As soon as the meetings were over, I had to type up my notes with Daisy looking over my shoulder because she wanted to know everything said. Sometimes, in the middle of the meetings, they would quickly look at me and say, “Don’t put that down” and I’d have to scratch through the notes. She hated not knowing what had been scratched out!

One thing I should have learned at A. P. Green was to arrive to work on time. I worked from 8 to noon with an hour lunch break and then 1 to 5. A whistle, that could be heard from blocks away, blew at 8, noon, 1 and 5. More often than not, I would be walking from the parking lot as the whistle blew, indicating I should be at my desk. I hated being the lone straggler who had to walk past the president’s office windows to get to the entrance of the building. My downfall was I liked going to Hardees before work more than I hated being late to work. Their downfall was never reprimanding me.

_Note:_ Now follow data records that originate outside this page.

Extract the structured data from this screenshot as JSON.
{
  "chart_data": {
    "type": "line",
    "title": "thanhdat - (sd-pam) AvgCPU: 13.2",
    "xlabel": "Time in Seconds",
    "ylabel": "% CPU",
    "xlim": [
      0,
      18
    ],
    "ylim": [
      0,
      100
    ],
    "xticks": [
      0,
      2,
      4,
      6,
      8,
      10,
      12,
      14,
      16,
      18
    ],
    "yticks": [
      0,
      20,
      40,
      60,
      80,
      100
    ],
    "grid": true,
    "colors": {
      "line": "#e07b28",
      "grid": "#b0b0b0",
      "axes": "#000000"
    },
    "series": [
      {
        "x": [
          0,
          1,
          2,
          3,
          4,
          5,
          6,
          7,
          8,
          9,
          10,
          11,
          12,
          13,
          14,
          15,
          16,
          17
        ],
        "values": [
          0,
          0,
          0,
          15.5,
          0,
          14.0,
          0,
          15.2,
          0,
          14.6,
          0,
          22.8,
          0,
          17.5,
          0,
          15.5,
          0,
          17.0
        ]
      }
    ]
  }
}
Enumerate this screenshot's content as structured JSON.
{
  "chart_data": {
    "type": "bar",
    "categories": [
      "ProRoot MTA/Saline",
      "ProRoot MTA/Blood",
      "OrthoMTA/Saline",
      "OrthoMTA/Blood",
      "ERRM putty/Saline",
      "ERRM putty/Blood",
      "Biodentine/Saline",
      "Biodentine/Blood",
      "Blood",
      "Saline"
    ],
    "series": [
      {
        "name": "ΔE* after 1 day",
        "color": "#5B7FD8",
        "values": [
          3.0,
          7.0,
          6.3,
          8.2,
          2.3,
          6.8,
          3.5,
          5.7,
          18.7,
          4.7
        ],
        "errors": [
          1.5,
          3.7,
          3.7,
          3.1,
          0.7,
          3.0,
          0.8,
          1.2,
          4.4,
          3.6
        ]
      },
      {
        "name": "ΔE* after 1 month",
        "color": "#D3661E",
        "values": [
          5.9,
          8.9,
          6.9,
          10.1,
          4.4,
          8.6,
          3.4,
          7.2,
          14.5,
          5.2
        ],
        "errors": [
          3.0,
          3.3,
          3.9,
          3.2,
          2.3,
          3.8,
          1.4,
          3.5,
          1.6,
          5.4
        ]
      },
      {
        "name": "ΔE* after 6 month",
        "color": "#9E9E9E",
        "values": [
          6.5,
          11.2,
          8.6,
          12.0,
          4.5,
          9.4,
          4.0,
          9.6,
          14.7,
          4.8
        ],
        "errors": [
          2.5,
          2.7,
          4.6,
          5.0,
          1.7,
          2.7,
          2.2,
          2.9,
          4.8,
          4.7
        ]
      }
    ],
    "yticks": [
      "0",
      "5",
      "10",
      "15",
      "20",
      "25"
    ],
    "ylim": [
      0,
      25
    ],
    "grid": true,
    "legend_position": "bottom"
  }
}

Being secretary to only one person did not keep me busy all the time. I offered to help the steno pool but was told no. I cleaned the offices, but was told I couldn’t do that anymore as it was a union job. My files were in tiptop shape and I often had to resort to working crossword puzzles from the St. Louis Post.

At my desk in 1985.

After consistently moving up through the ranks, I quit after ten years at the company because I was bored. It can be very tiring trying to appear busy and I had reached the point where I dreaded going to work. I did learn many things that helped me in my future endeavors and made some lasting friendships.

Changes in the workplace

Can you imagine a starting pay of $400/month for a 40-hour week? How about having to sign up to make a long distance work call and then waiting a couple of hours before you could make the call?

Who even knows what shorthand is? I demonstrated it several times for my high school students and they had never heard of it.

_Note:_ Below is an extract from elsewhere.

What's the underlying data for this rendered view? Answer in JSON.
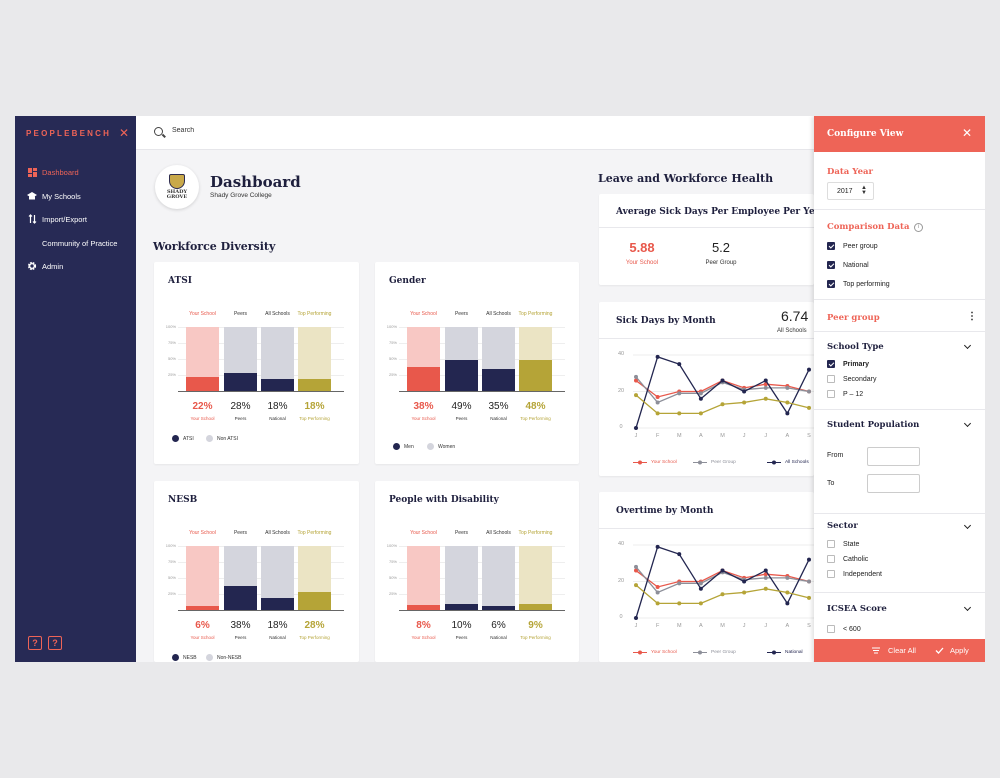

When I worked at A. P. Green from 1975 to 1985, there wasn’t much teamwork. If you were important, you had your own secretary who didn’t multi-task with others. Today, things are much more streamlined. Technological advances have really changed the workplace. When I worked there, you were well acquainted with the typewriter repairman, Ernie, and IBM selectric typewriters were the greatest invention around.

For the most part, women were clerks and secretaries and men were the supervisors. I probably could have won a harrassment suit because the company photographer was constantly popping up taking pictures of me. That’s how I have a picture of me walking in the parking lot. Letting tarantulas out to scare your staff would be on the national news today. Instead of complaining, I just took all these things in stride.

I learned many valuable things that helped me advance my career. I worked for, and with, wonderful and interesting people. Daisy and I eventually got along fairly well and I ended working for one of my favorite bosses ever. I am grateful that I had the opportunity to work for this company. I am also happy that the office workplace has advanced to using cell phones and personal computers…and not needing carbon paper!

What memories do you have of your first full-time job? Please share them in your comments.